August 27, 2003

More monument mania

Posted by pete at August 27, 2003 4:08 PM

Rollin', rollin', rollin', keep them tablets rollin'...

MONTGOMERY, Alabama (CNN) -- Workers relocated the Ten Commandments monument from the rotunda of Alabama's state judicial building Wednesday morning as supporters of suspended Chief Justice Roy Moore vowed to continue fighting its removal.

About 10 a.m. EDT, workers rolled the monument, on a wooden frame, out of the rotunda and into another part of the building.

Outside, more than 100 supporters of Moore, the judge who had the slab placed in the building in 2001, sang hymns, prayed and lay face-down in what they called a show of repentance.

Decorum keeps me from muttering "Jesus Christ" as that last part.

"I believe that this is going to be a ripple effect across our nation -- at least that's my hope," said Phillip Nunn, who brought his family to Montgomery from Georgetown, Kentucky. "Americans will start realizing that if we don't speak up and if we don't start going to the voting booth, then we're going to have more of this. But if we take a stand, we can make a difference."

A grateful nation thanks you for your sacrifice in bravely supporting the Ten Commandments in the hostile environment of the Deep South. Maybe you could come to Texas next and take a stand in favor of Shiner Bock.

[Protest organizer Rev. Rob] Schenck said the building's manager has told them the monument will be moved to a back hall of the building, out of public view. He called the removal "a morally cowardly act."

"I can only believe it will be temporary, because otherwise they would permanently remove it from the premises," Schenck said. "They're not going to that extent. I think they have a feeling what might happen in the long run."

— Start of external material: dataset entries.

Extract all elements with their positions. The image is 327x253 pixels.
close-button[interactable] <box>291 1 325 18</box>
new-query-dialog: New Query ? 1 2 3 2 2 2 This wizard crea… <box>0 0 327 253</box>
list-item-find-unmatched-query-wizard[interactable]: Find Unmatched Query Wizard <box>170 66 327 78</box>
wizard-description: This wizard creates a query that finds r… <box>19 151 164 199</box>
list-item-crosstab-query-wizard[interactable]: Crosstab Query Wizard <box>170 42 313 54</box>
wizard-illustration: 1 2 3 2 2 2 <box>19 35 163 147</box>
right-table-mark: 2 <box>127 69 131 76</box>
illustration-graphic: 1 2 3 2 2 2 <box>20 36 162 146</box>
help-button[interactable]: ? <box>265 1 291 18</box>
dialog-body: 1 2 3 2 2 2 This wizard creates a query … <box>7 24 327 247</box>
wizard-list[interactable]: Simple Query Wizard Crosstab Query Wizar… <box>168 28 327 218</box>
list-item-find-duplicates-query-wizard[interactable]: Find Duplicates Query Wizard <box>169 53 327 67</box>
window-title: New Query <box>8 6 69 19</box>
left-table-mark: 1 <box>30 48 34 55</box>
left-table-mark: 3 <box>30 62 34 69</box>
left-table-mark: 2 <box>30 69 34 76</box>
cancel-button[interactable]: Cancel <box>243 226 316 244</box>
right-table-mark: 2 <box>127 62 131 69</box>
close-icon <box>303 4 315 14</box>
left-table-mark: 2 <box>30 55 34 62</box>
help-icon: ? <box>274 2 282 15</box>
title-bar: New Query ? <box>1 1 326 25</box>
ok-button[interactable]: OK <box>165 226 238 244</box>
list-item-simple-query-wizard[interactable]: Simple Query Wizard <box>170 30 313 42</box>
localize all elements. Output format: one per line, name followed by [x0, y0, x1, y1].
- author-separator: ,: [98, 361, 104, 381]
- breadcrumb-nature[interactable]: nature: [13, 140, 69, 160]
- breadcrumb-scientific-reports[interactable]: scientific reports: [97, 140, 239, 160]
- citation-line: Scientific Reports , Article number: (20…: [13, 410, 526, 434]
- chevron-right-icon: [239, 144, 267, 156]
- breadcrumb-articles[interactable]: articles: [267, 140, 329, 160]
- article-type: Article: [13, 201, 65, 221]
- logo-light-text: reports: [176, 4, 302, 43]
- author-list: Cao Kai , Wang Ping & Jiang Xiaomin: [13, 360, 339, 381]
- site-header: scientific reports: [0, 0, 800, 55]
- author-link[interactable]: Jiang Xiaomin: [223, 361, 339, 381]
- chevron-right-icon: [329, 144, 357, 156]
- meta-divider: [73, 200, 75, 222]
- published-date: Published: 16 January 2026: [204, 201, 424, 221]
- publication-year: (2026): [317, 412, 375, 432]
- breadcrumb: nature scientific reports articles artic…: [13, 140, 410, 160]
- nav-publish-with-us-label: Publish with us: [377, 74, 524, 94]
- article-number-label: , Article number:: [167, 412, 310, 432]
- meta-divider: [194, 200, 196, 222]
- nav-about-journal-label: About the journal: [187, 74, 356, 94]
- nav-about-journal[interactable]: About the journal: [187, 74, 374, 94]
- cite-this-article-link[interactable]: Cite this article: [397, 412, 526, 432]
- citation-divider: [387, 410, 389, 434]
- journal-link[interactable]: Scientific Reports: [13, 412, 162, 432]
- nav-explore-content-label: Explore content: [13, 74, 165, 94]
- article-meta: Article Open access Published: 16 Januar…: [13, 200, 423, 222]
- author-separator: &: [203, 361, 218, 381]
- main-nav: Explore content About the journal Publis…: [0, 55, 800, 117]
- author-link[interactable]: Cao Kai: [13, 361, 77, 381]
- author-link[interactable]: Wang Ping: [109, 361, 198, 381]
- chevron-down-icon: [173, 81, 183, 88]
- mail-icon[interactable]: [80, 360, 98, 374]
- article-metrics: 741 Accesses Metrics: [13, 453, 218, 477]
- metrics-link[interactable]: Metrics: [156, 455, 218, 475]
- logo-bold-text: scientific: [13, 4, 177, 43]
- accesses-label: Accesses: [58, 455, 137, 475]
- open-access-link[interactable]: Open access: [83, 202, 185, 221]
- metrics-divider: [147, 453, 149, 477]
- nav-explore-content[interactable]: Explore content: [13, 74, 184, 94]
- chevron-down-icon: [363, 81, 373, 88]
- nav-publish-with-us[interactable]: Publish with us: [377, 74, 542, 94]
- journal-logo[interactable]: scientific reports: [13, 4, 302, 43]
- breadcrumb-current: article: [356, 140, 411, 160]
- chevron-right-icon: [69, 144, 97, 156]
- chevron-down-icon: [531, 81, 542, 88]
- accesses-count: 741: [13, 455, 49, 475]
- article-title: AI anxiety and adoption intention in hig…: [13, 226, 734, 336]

That's one way of looking at it. Personally, I think the State is waiting until Schenck and his gang of reactionary goobers inevitably skulk off before trucking that baby out of there.

Supporters compared Moore's stand to that of the Rev. Martin Luther King Jr., arguing that the civil rights movement never would have happened without the defiance of unjust laws.

Words fail me.

[Civil rights lawyer Morris] Dees called that "a bogus comparison." The more appropriate parallel, he said, would be to civil rights-era Alabama Gov. George Wallace, who resisted federal court orders requiring Alabama institutions to accept African-Americans "as a demagogue for the purpose of advancing his political career."

Stop stealing my lines, Dees.

If they really wanted to punish Moore his suspension would be with David Blaine in a box over the Thames.

--Posted by Michael Croft on August 27, 2003 4:51 PM

Or Football or the Lone Star Flag, Maybe
A grateful nation thanks you for your sacrifice in bravely supporting the Ten Commandments in the hostile environment of the......
--Posted to Perverse Access Memory on Aug 27, 2003 6:27 PM:.

1. And God spake to the throng of gawking dipshits thusly: "Thanks for making me look good, asswipes"

2. Something tells me Mr. Nunn didn't make it all the way to 8th grade civics class. You don't vote for federal judges. ALthough, I suppose, you could get enough yahoos for a nice Constitutional amendment. Stick it next to the ones about defining marraige and flag-burning.

3. Until some atheist Bull Connor starts turning the hoses on the rabble, I'd lay off the MLK comparisons.

--Posted by Norbizness on August 27, 2003 8:16 PM

For starters, my direct ancestry fought and suffered wounds in the American Revolution so that I could have opportunity to display the 10 Commandments and peacefully protest their removal. I served a year in Korea and spent three months on the DMZ and the rest of a four year hitch in the 82nd Abn Inf.
ATTN:NORBIZNESS, My civics are well tuned, as I am aware that the President nominates Federal Judicial Candidates and partisan/liberal Democrat Senators block the up/down votes with filibusters. A tactic that will ultimately backfire. Voters with intellect take note. Tis a shame you folks have no sound argument to advance, just name call and degrade what you don't like. I pity you, but I will put you on my prayer list.

--Posted by Phillip Nunn on September 3, 2003 7:46 PM

Crap, my liberal university history textbooks must be all bugaboo, since I don't remember the right to display the Ten Commandments as one of the reasons "your ancestors" fought in the Revolutionary War.

Did you not fight and serve in Korea to defend the Constitution of this country? Isn't the 1st Amendment to that same Constitution the very justification behind the removal of this monument?

There is no argument here, Mr. Nunn. Moore was wrong, and he knows it (see my August 25 blog entry). It's the reason he skulked into the Alabama Judicial Building in the middle of the night when no one could stop him and put the thing up.